La mejor muestra del nuevo estilo importado por Berruguete es el coro de la Catedral, que hizo en colaboración con Felipe de Borgoña, siendo hoy objeto de mil controversias cuál de los dos sobrepujó al otro. No se ha verificado jamás un certamen tan magnífico, ni vieron nunca las artes lidiar en su palenque a dos tan valientes campeones. Ese coro, de fama imperecedera, ha quedado como muestra del Renacimiento español, que ostentó allí toda su magnificencia. Antes de examinar la sillería alta, que es la obra de Berruguete y de Borgoña, veamos la baja, anterior a la vuelta de Italia de aquel grande genio, obra impregnada aún de goticismo y notable por la ingenua extravagancia de su escultura, que prueba, o un candor nada común en los artistas, o una malicia que no se comprende cómo fue tolerada por los cabildos de aquella época. La historia de las guerras de Granada, que está esculpida en el respaldo de los asientos, es seria y de menos importancia que la escultura decorativa de los sillones y de las escaleras. Los bajorrelieves historiados tienen únicamente la importancia que les dan los muchos datos de indumentaria y de ornamentos que contienen; pero ni los grupos tienen acertada disposición, ni las figuras se distinguen por su altura y elegancia. Lo curioso y verdaderamente notable es la multitud de detalles picarescos que adornan los brazos de las sillas. Con una ingenuidad encantadora, retrataron allí la corrupción de los monacales de aquella época, esculpiendo un fraile con orejas de asno, progenitor sin duda de aquella raza de Gerundios que también satirizó otro fraile en el siglo pasado. Varios monos hacen equilibrios en otro sitio, y en un rincón está el perrero de la Catedral, látigo en mano y serio como un arzobispo. ¿Es esto una burla, o una franqueza humorística, o una candidez de maestre Rodrigo, el escultor de esta pieza? De todos modos aquello es un sainete que hace recordar las escenas picarescas que con intervención de frailes y clérigos retratan la poesía, tan picante como sencilla, de aquel tiempo.

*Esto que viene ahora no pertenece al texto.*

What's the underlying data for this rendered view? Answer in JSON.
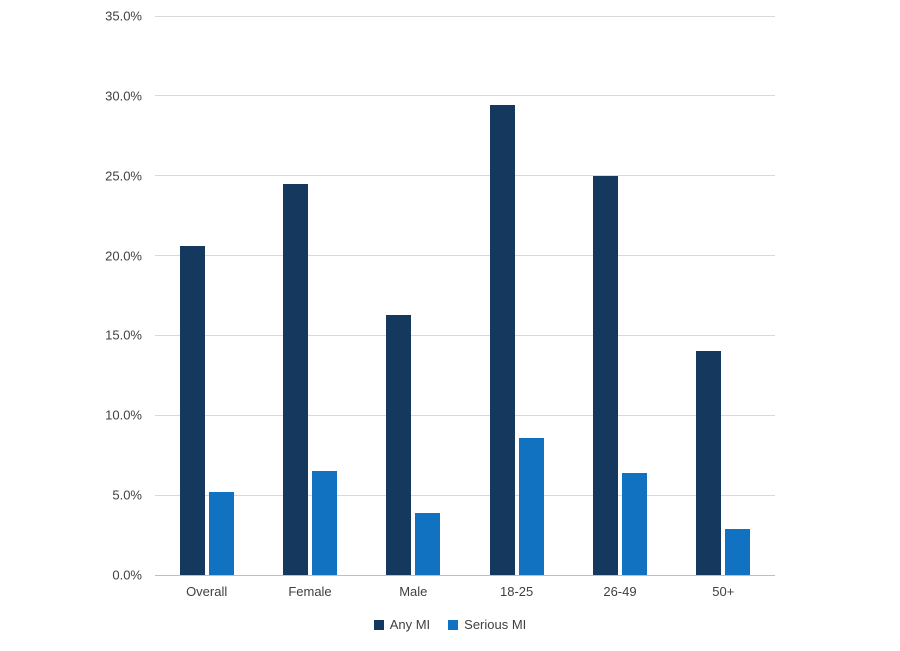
{
  "chart_data": {
    "type": "bar",
    "title": "",
    "xlabel": "",
    "ylabel": "",
    "categories": [
      "Overall",
      "Female",
      "Male",
      "18-25",
      "26-49",
      "50+"
    ],
    "series": [
      {
        "name": "Any MI",
        "color": "#15395E",
        "values": [
          20.6,
          24.5,
          16.3,
          29.4,
          25.0,
          14.0
        ]
      },
      {
        "name": "Serious MI",
        "color": "#1272C2",
        "values": [
          5.2,
          6.5,
          3.9,
          8.6,
          6.4,
          2.9
        ]
      }
    ],
    "unit": "%",
    "ylim": [
      0,
      35
    ],
    "ytick_values": [
      0,
      5,
      10,
      15,
      20,
      25,
      30,
      35
    ],
    "ytick_labels": [
      "0.0%",
      "5.0%",
      "10.0%",
      "15.0%",
      "20.0%",
      "25.0%",
      "30.0%",
      "35.0%"
    ],
    "grid": true,
    "legend_position": "bottom"
  },
  "style": {
    "gridline_color": "#d9d9d9",
    "baseline_color": "#bfbfbf",
    "axis_text_color": "#404040",
    "background": "#ffffff"
  }
}
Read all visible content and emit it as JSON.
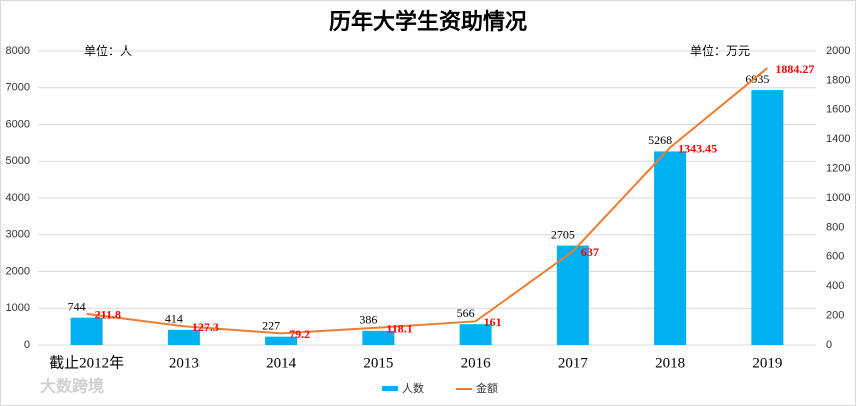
{
  "chart_data": {
    "type": "bar",
    "title": "历年大学生资助情况",
    "annotations": [
      "单位：人",
      "单位：万元"
    ],
    "watermark": "大数跨境",
    "categories": [
      "截止2012年",
      "2013",
      "2014",
      "2015",
      "2016",
      "2017",
      "2018",
      "2019"
    ],
    "series": [
      {
        "name": "人数",
        "type": "bar",
        "color": "#00b0f0",
        "values": [
          744,
          414,
          227,
          386,
          566,
          2705,
          5268,
          6935
        ]
      },
      {
        "name": "金额",
        "type": "line",
        "axis": "y2",
        "color": "#ed7d31",
        "label_color": "#ff0000",
        "values": [
          211.8,
          127.3,
          79.2,
          118.1,
          161,
          637,
          1343.45,
          1884.27
        ]
      }
    ],
    "ylim": [
      0,
      8000
    ],
    "yticks": [
      0,
      1000,
      2000,
      3000,
      4000,
      5000,
      6000,
      7000,
      8000
    ],
    "y2lim": [
      0,
      2000
    ],
    "y2ticks": [
      0,
      200,
      400,
      600,
      800,
      1000,
      1200,
      1400,
      1600,
      1800,
      2000
    ],
    "grid": true
  }
}
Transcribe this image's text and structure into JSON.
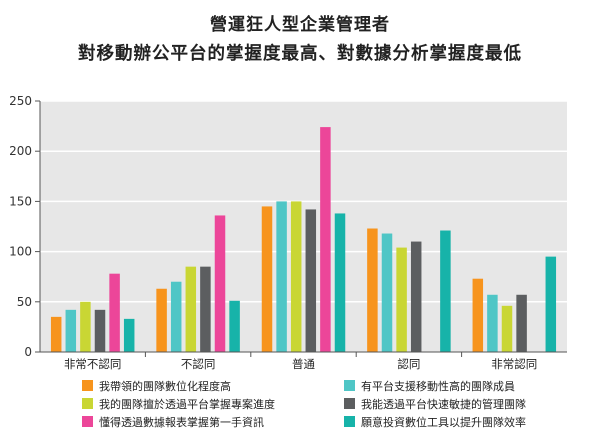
{
  "title_line1": "營運狂人型企業管理者",
  "title_line2": "對移動辦公平台的掌握度最高、對數據分析掌握度最低",
  "chart_data": {
    "type": "bar",
    "categories": [
      "非常不認同",
      "不認同",
      "普通",
      "認同",
      "非常認同"
    ],
    "ylim": [
      0,
      250
    ],
    "yticks": [
      0,
      50,
      100,
      150,
      200,
      250
    ],
    "grid": true,
    "legend_position": "bottom",
    "series": [
      {
        "name": "我帶領的團隊數位化程度高",
        "color": "#F7941D",
        "values": [
          35,
          63,
          145,
          123,
          73
        ]
      },
      {
        "name": "有平台支援移動性高的團隊成員",
        "color": "#4FC6C6",
        "values": [
          42,
          70,
          150,
          118,
          57
        ]
      },
      {
        "name": "我的團隊擅於透過平台掌握專案進度",
        "color": "#C9D634",
        "values": [
          50,
          85,
          150,
          104,
          46
        ]
      },
      {
        "name": "我能透過平台快速敏捷的管理團隊",
        "color": "#5C5E60",
        "values": [
          42,
          85,
          142,
          110,
          57
        ]
      },
      {
        "name": "懂得透過數據報表掌握第一手資訊",
        "color": "#EC4699",
        "values": [
          78,
          136,
          224,
          null,
          null
        ]
      },
      {
        "name": "願意投資數位工具以提升團隊效率",
        "color": "#17B3A9",
        "values": [
          33,
          51,
          138,
          121,
          95
        ]
      }
    ]
  }
}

La sillería alta es la gran creación de un arte robusto y sano, verificado por el criterio artístico que falta en obras anteriores; arte que trae la fuerza de las ideas nuevas, y que en su primer ensayo se presenta, desde luego, majestuoso y completo. Se compone de setenta sillas puestas bajo igual número de arcos sotenidos por un columnaje de jaspe que forma un cuerpo de edificio; en el tímpano de cada arco, y sobre la silla, hay una figura tallada en madera, y en cada entrepaño del segundo cuerpo, que corre sobre la cornisa, otra, esculpida en alabastro. Las treinta y cinco sillas del Evangelio son de Borgoña; las treinta y cinco de la Epístola y la central del arzobispo, de Berruguete. Sobresalen en esta obra incomparable las esculturas, que no son ya aquellas agarrotadas y estupefactas que hemos visto en las antiguas estatuas, llenas de timidez y confusión; son las hermosas figuras modeladas por la singular anatomía de Miguel Ángel, según el ideal antiguo. Variedad en las actitudes, amplitud en las formas, soltura y verdad en los ropajes, expresión serena en los semblantes, proporción admirable en los miembros, todas las cualidades de la buena escultura se reúnen en aquel vasto museo, siendo de notar que las obras de Berruguete son más viriles, más robustas, de más atrevida concepción y de más acentuados contornos que las de Borgoña, las cuales tienen, en cambio, más gracia y serenidad. Las del primero son todas hercúleas, según el viril dibujo que le enseñó el de la Capilla Sixtina; las del segundo son más modestas, como creación, pero de más acabada y correcta forma. Bien se echa de ver que Berruguete adoraba el Laocoonte que trajo de Italia, vaciado por él mismo, y de seguro, Borgoña era apasionado del Antinoo.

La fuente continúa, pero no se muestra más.